Description
Reducing Dependency on MDI in Asthma Patients with Pañcakarma Therapy
A Case Report
Dr Rahul Gujarathi, Professor of Ayurvedic Paediatrics, Bharati
Vidyapeeth College of Ayurveda, Pune, India
Dr Savita Nilakhe, Professor of Basic Principles, Bharati Vidyapeeth
College of Ayurveda, Pune, India
Dr Manish Arora, Professor of Swasthavritta (Preventive and Social
Medicine) and Yoga, Government Akhandanand Ayurved College,
Ahmedabad, India
Abstract: Childhood asthma is a prevalent and multifaceted respiratory
condition most often characterized by recurrent wheezing and coughing.
These symptoms result from variable expiratory airflow limitation, airway
hyper-responsiveness, and inflammation. Although asthma can occur at
any stage of life, it frequently initiates during childhood, and the pattern
of asthma during childhood is highly indicative of long-term outcomes.
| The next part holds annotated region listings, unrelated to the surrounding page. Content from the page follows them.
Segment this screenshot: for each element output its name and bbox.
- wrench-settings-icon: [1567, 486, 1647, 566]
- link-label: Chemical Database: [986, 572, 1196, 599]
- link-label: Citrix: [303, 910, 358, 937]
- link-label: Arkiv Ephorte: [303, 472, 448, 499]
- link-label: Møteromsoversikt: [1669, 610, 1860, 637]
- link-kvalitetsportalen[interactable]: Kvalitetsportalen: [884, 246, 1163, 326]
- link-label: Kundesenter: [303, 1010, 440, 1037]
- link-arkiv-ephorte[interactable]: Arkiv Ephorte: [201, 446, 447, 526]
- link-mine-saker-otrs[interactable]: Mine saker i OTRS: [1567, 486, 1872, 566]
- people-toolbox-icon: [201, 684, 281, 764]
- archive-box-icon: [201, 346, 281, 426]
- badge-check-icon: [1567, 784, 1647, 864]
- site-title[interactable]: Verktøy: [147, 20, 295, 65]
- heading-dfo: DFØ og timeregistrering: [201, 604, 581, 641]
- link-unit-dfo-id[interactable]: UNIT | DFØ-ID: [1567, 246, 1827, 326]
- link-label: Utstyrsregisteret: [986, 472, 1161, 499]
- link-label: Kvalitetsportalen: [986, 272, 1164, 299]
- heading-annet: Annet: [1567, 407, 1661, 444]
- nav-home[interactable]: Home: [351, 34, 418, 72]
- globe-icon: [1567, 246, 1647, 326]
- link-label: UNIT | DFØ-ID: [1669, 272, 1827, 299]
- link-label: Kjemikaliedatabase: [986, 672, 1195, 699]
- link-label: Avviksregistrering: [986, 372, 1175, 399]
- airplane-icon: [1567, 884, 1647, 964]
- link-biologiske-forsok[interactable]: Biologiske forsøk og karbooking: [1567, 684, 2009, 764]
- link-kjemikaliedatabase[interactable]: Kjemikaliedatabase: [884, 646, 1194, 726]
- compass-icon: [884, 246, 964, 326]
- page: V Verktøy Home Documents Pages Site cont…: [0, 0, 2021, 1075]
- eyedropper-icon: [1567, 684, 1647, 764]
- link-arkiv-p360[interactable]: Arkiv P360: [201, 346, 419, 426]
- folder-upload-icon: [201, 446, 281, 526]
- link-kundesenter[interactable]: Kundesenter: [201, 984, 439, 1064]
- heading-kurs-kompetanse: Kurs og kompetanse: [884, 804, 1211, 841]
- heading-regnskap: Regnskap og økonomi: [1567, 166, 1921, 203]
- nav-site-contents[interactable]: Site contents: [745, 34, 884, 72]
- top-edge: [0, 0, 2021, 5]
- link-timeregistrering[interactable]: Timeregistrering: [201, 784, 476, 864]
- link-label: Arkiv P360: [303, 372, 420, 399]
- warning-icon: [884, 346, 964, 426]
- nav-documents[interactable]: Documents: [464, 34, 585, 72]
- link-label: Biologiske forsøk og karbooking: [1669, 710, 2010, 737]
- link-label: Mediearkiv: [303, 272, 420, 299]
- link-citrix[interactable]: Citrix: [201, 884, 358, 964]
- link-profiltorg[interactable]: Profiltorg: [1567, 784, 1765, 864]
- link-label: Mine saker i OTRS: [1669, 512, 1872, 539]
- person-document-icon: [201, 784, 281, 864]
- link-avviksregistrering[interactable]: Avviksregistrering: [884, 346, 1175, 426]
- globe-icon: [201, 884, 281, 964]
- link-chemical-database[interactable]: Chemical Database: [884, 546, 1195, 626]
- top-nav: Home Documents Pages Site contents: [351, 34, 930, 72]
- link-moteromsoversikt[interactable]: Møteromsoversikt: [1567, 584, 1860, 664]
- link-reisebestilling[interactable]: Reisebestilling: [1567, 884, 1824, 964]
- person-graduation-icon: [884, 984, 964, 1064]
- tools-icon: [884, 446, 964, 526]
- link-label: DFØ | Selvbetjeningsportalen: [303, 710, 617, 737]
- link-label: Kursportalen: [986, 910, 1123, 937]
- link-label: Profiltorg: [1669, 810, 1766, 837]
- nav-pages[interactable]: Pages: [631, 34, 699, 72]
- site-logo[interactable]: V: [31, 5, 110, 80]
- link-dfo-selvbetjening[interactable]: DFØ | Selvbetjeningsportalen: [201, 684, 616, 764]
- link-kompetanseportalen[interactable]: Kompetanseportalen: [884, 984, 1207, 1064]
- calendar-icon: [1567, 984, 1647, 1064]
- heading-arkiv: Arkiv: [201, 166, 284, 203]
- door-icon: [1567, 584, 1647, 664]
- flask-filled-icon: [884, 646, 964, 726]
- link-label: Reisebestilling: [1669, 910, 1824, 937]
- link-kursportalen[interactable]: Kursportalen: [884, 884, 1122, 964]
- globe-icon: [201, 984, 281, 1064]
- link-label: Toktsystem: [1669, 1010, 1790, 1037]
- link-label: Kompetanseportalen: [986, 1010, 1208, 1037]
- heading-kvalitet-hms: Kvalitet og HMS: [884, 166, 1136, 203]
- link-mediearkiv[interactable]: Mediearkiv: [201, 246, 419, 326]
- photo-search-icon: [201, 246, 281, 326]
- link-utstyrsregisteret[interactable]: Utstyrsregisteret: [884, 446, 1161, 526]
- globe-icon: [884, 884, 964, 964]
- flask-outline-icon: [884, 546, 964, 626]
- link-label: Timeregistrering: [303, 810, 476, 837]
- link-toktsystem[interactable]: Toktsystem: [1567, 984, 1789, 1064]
A substantial portion of cases that persist into adolescence continue into
adulthood. For optimal management, health-care professionals need to
integrate comprehensive patient education, evidence-based medication
administration, mostly Metered Dose Inhalers (MDI) of Bronchodilators
and Corticosteroids, following a stepwise therapeutic approach tailored to
symptom severity, and personalized asthma action plans. A collaborative
approach among health-care professionals is crucial for enhancing
patient-centered care, ensuring patient safety, and reducing morbidity. A
collaborative and multidisciplinary approach will optimize pediatric asthma
care, providing safe, effective, patient-centered treatment while enhancing
team performance and improving patient outcomes. Ayurveda therapies
like basti therapy (enema therapy) can work wonder in these chronicdisorders, if designed and practiced scientifically. The dependency on MDI
can be reduced and thus the unwarranted effects can be reduced or avoided.